3- Eating large amounts of chlorinated water. This chlorinated water is considered a carcinogen for cells in the body in general and the bladder in particular, as well as the content of drinking water on arsenic, which increases the incidence of this cancer.

4- Exposure to ionizing radiation, especially after radiotherapy for female cancers as well as male cancers such as prostate cancer.

Clinical studies have proven a strong relationship between bilharzia infection and the formation of squamous bladder cancer, as this infection leads to chronic inflammation of the bladder causing the emergence of this type of cancer in the bladder.


5- Exposure to therapeutic chemicals in the case of treatment of lymphatic cancers, especially the chemical antagonist cyclophosphamide (Cyclophosphamide), and this may lead to bladder cancer after a latency period of (6 – 13) years.

Symptoms:

The medical history of the patient with this cancer and its relationship to the risk factors leading to bladder cancer, especially smoking, occupational chemical exposure.

Photography:

  1. 1- Imaging the upper and lower urinary tract by using colored x-rays to determine the presence or absence of bladder cancer in the ureter or in the renal pelvis, where the upper urinary tract (renal pelvis and ureter) are affected by (1.8%) and the bladder triangle is affected by (7.5%).
    Computed tomography (CT), where it is possible to detect the spread of bladder cancer to the renal pelvis or ureter at a higher rate than imaging by colored X-rays, as well as detecting whether or not the lymph nodes are affected by this cancer.
  2. 2- Computed tomography (MRI): or color magnetic resonance tomography to detect the involvement of other organs in the abdomen and behind the peritoneum with this cancer, especially the lymph nodes.
    Ultrasound This diagnostic mechanism is used as an initial method for diagnosing a tumor in the bladder at a high rate due to the imaging and diagnostic effectiveness of the transducer of modern devices.

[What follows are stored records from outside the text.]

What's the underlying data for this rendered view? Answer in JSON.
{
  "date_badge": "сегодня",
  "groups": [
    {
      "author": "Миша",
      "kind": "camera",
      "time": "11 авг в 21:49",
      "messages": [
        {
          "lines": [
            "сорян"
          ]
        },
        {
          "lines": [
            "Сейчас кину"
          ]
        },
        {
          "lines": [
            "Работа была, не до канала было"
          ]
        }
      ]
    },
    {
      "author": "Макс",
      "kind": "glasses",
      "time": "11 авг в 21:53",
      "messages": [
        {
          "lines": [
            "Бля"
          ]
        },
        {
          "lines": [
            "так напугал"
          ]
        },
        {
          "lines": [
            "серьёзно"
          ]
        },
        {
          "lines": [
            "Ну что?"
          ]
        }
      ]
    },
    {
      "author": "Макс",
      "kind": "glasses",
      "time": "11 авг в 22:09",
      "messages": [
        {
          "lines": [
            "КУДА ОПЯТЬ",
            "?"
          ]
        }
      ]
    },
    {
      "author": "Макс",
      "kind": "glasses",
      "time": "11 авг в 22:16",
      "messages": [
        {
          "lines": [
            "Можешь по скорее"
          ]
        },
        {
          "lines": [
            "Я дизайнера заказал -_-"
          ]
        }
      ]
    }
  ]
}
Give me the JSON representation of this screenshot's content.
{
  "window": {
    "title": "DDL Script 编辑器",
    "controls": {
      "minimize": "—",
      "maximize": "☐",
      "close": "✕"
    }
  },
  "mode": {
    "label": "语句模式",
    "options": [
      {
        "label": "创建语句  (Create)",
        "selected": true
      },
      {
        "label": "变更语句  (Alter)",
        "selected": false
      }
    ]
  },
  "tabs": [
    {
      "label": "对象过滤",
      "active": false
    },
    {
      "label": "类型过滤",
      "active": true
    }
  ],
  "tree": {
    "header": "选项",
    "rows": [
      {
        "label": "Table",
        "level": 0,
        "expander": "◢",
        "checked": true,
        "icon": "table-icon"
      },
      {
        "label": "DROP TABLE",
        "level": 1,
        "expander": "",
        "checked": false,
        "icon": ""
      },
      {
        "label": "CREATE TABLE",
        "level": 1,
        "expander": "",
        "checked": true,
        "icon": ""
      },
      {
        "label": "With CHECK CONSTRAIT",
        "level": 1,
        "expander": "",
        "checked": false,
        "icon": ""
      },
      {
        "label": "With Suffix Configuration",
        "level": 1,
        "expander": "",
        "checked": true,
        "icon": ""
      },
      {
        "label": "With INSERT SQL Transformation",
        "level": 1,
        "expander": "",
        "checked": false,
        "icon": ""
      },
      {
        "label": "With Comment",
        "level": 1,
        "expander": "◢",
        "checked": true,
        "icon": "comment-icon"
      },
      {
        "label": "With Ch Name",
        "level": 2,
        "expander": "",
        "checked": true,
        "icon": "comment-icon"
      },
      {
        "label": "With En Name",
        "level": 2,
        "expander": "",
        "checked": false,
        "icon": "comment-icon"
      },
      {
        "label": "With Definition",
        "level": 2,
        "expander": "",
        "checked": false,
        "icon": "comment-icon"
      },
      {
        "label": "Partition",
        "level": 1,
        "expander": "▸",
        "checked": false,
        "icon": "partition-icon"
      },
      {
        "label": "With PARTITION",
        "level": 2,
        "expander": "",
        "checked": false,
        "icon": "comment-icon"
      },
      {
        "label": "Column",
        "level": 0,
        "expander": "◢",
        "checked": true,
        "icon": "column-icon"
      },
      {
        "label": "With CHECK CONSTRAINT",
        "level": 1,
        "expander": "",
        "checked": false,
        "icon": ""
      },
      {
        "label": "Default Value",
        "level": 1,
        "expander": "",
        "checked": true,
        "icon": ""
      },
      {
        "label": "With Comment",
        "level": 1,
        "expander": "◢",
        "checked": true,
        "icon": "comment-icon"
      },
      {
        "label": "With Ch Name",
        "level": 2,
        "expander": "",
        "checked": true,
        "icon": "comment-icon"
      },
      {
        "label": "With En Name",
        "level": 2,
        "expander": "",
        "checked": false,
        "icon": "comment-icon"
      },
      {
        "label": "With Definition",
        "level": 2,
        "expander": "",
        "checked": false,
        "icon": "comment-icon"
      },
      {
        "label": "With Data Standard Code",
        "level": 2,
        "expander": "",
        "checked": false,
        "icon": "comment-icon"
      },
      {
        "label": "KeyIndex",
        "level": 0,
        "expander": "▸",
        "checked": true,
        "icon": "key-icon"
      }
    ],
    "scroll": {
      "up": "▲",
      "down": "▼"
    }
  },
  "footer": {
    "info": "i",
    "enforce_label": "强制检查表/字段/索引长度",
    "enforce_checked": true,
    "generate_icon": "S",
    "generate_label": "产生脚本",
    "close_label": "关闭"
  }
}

This is done by ultrasound through imaging by this transducer from above the bladder, and at the same time any Expansion or absence of the renal pelvis as a result of its spread in the upper urinary tract (ureter and renal pelvis) or due to its narrowing of the ureter opening in the bladder.
  3. 3- Urine cytological examination This is done by examining the urine to search for cancer cells and it is possible to diagnose 28-100% of superficial vesical cancer, knowing that this diagnostic method lies in its high diagnostic sensitivity for cancer cells in the urinary bladder, ureter or in the renal pelvis.
    4- Partial markers in urine.
    5- Cystic endoscopy: This diagnostic examination is performed only in the event that cystic tumor is not confirmed by the aforementioned imaging diagnostic methods, because the patient with bladder cancer will sooner or later undergo endoscopic extraction after previously diagnosed by the aforementioned diagnostic methods.

treatment :

There are two types of treatments for this superficial cancer (NMIBC): 1) Adjuvant therapy: This modern and successful treatment in the first and second stages of this disease is the extraction of the tumor by endoscopy and at the same time the immunotherapy two weeks after the tumor extraction, where the infusion of the immune substance (BCG) is done weekly in the The bladder for two hours and for six consecutive weeks and then for a full year every three weeks, where clinical studies have proven that this treatment has led to a high cure rate in recent years compared to other traditional treatments. But if a new growth of this cancer occurs in the bladder after its endoscopic extraction and treatment after three months, then this indicates that this cancer has not been radically removed or that it has not been treated properly and adequately. Therefore, it is necessary to perform a second laparoscopic resection and then adjuvant therapy for all patients with primary noninvasive bladder cancer (NMIBC), without exception.